On January 30, 2019, Shabazz filed a motion to further amend the complaint. (ECF No. 49.) He seeks to add as a defendant Dr. Asher Turney, identified as Centurion's Medical Director for Tennessee and a member of the TDOC Advisory Committee on HIV and Viral Hepatitis Prevention and Treatment.
Federal Rule of Civil Procedure 15(a)(2) provides that courts "should freely give leave" to amend the pleadings "when justice so requires." However, leave may be denied when the amendment would be futile. Parchman v. SLM Corp., 896 F.3d 728, 737-38 (6th Cir. 2018) (quoting Foman v. Davis, 371 U.S. 178, 182 (1962)); Khaled v. Dearborn Heights Police Dep't, 711 F. App'x 766, 771 (6th Cir. 2017).
In his proposed amendment, Shabazz alleges that Dr. Turney, as a member of the TDOC Advisory Committee,
had/has the authority to review specialty consultation information as determined by and in conjunction with the TDOC Medical Director which may include reviewing, approving, denying, or recommending alternative treatment for specialty consultations by institutional physicians for prisoners with Hepatitis B and/or C and also works to establish and update procedures on hepatitis treatment in Tennessee's prisons.(ECF No. 49-1 at PageID 424.) However, he does not allege that Dr.

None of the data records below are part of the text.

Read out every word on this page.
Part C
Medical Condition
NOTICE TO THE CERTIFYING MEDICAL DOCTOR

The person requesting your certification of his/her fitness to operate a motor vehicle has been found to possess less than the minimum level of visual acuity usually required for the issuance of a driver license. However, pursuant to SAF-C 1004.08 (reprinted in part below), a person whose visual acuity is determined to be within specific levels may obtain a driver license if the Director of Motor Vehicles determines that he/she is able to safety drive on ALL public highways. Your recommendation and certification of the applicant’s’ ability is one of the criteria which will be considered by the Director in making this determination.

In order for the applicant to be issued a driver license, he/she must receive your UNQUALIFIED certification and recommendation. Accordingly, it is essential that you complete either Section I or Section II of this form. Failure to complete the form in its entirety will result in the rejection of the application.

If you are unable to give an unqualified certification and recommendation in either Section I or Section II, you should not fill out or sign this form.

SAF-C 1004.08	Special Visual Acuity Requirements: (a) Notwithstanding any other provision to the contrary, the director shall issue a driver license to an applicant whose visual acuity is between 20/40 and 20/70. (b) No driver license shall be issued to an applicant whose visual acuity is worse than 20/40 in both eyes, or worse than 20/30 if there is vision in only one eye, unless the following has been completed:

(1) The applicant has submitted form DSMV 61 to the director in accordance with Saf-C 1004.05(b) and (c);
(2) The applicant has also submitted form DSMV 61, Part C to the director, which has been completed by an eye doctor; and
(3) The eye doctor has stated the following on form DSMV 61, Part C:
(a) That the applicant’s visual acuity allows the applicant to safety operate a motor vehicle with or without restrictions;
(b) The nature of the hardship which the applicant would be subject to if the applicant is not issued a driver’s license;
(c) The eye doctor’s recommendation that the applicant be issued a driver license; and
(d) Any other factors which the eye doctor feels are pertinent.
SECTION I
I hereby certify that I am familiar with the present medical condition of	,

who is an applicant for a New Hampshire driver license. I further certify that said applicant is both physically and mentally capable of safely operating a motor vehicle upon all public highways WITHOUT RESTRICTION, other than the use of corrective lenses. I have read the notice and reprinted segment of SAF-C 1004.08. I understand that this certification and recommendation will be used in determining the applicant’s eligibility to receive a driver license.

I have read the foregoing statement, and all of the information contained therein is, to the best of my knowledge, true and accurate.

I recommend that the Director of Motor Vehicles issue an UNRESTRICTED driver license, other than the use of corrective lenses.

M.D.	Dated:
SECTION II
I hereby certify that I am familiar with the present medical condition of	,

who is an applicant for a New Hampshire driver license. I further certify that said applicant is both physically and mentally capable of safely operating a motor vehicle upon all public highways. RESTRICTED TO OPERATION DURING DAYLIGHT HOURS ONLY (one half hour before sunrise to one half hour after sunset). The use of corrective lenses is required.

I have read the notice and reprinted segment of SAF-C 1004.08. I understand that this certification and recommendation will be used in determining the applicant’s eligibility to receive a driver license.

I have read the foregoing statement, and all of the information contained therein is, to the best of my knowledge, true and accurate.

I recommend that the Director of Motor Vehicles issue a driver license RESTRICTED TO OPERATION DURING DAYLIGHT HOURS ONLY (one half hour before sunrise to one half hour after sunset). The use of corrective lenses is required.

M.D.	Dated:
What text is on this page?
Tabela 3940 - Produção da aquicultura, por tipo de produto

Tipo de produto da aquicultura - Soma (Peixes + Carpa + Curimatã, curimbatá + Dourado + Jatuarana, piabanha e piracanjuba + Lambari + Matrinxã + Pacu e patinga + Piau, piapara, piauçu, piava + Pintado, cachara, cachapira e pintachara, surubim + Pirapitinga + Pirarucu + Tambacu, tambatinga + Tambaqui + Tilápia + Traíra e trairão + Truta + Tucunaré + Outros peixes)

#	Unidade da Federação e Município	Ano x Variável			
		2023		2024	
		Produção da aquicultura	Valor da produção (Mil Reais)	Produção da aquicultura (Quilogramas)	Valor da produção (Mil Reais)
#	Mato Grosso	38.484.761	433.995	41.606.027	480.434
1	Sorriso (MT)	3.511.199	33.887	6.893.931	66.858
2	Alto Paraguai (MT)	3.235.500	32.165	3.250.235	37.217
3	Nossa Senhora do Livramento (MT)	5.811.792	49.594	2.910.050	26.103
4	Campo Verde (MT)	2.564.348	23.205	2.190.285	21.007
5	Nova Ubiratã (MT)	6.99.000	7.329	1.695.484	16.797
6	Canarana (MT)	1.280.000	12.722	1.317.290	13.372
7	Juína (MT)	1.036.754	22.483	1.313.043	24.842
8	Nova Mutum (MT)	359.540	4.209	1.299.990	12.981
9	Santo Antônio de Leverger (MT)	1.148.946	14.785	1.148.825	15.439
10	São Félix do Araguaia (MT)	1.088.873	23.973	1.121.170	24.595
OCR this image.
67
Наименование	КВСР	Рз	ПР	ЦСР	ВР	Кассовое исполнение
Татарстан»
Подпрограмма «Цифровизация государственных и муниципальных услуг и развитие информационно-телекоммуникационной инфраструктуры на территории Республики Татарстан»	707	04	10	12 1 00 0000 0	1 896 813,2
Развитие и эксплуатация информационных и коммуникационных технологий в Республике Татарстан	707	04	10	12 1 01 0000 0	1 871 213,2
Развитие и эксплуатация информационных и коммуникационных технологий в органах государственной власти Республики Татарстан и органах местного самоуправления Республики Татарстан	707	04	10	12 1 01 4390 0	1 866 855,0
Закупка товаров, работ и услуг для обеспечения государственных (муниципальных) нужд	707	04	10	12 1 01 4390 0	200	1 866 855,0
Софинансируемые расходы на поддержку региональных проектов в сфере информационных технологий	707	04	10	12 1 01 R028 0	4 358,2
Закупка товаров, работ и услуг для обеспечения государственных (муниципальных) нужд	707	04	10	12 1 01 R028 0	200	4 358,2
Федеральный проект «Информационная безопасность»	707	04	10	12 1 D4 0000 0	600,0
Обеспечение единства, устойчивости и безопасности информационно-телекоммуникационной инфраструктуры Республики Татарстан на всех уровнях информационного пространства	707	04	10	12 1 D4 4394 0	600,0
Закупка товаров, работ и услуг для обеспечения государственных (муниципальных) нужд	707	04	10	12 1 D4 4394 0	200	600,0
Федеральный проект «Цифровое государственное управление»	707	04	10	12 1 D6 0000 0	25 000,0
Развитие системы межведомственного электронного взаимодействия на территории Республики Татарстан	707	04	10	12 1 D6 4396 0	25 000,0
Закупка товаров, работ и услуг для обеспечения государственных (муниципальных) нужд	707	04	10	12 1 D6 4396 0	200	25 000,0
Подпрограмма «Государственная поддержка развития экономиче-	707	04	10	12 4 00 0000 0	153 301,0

Turney personally reviewed, approved, denied, or recommended any specific treatment for Shabazz himself. Such a claim against Turney is insufficient to support liability for money damages under 42 U.S.C. § 1983. Therefore, the motion to amend is DENIED because it is futile.
The Court GRANTS Shabazz's motion for a scheduling order, which will be entered separately.
In summary:
(1) The motions filed by Defendants Tucker, Williams and Wiley to set aside entry of default are GRANTED. (ECF Nos. 14 & 24.)
(2) Defendant Parker's motion to dismiss for failure to state a claim is GRANTED. (ECF No. 33.)
(3) Plaintiff Shabazz's motion for a scheduling order is GRANTED. (ECF No. 39.)
(4) Plaintiff Shabazz's motion to compel discovery, (ECF No. 44), is DENIED only with regard to Defendants Williams and Wiley. The Court hereby REFERS the remainder of that motion, concerning the sufficiency of discovery responses provided by Defendants Centurion and Tucker, to U.S. Magistrate Judge Charmiane G. Claxton for disposition.
(5) Plaintiff Shabazz's motion to amend is DENIED. (ECF No. 49.) IT IS SO ORDERED.